Many patients are predisposed to thoracic spine fractures: including those with pathologic lesions, osteoporosis, chronic degenerative and/or inflammatory conditions which may result in weakened bones or altered biomechanics.
Patients with osteoporosis may present with multiple wedge compression deformities which may be of various ages. Comparison imaging or MRI will help determine acuity.
Look carefully for new compression deformities and/or further vertebral body height loss.
Certain degenerative and inflammatory diseases cause abnormal fusion across osseous structures including:
- Ankylosing spondylitis
- Diffuse idiopathic skeletal hyperostosis
- Ossification of posterior longitudinal ligament
Check for subtle disruption across any areas of confluent ossification with a low threshold to recommend CT.
Fractures often traverse multiple vertebral levels and disc spaces due to altered biomechanics and loss of mobility. They are often described as “chalk stick fractures”.

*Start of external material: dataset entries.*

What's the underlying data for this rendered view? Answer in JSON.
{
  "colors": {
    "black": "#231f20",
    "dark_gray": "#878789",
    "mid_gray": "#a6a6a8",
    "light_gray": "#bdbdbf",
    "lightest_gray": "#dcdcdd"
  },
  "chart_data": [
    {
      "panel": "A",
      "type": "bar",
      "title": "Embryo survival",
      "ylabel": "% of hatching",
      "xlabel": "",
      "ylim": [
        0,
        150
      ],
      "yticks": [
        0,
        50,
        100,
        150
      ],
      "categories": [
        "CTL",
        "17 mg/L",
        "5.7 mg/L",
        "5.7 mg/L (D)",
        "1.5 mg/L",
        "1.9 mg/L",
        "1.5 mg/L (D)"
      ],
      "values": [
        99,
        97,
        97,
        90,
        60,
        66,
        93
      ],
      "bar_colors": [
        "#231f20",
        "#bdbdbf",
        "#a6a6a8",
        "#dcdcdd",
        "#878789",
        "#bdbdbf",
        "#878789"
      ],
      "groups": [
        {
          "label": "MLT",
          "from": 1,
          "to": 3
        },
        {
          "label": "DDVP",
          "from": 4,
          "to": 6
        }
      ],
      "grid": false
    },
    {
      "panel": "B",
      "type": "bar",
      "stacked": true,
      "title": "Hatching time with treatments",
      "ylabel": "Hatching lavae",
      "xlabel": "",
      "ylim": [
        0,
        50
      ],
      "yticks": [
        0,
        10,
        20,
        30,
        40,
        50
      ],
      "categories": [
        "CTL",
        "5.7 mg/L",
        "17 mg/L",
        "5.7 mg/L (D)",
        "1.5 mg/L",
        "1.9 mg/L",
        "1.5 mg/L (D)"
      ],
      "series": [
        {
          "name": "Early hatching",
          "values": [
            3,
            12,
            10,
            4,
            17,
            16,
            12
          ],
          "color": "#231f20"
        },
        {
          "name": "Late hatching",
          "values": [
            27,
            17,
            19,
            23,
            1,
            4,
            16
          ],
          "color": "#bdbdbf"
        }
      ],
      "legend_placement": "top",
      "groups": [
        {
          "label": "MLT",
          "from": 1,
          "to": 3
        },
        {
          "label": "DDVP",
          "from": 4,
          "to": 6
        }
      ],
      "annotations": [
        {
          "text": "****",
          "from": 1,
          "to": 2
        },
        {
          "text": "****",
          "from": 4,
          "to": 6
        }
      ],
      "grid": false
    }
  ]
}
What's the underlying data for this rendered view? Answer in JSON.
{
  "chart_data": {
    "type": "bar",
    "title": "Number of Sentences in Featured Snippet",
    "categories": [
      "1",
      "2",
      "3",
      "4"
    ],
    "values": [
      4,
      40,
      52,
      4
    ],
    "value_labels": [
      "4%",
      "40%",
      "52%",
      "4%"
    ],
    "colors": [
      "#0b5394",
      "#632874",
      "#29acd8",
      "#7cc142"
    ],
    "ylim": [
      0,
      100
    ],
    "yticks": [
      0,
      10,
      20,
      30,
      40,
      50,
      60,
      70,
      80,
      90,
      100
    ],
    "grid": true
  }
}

- Displaced discovertebral complex fracture involving T9 and T10 with obliquely oriented fracture plane extending from anterior confluent osteophytes of T9-10 to inferior endplate of T10 vertebral body near posterior cortex.
Disc degeneration is detected radiographically by disc height loss and endplate osteophyte formation.
- Normal thoracic kyphosis. Vertebral body heights and alignment are maintained.
- Multilevel degenerative changes, characterized mainly by disc height loss, endplate osteophytes, and lower thoracic facet arthropathy, most pronounced at T9-T10.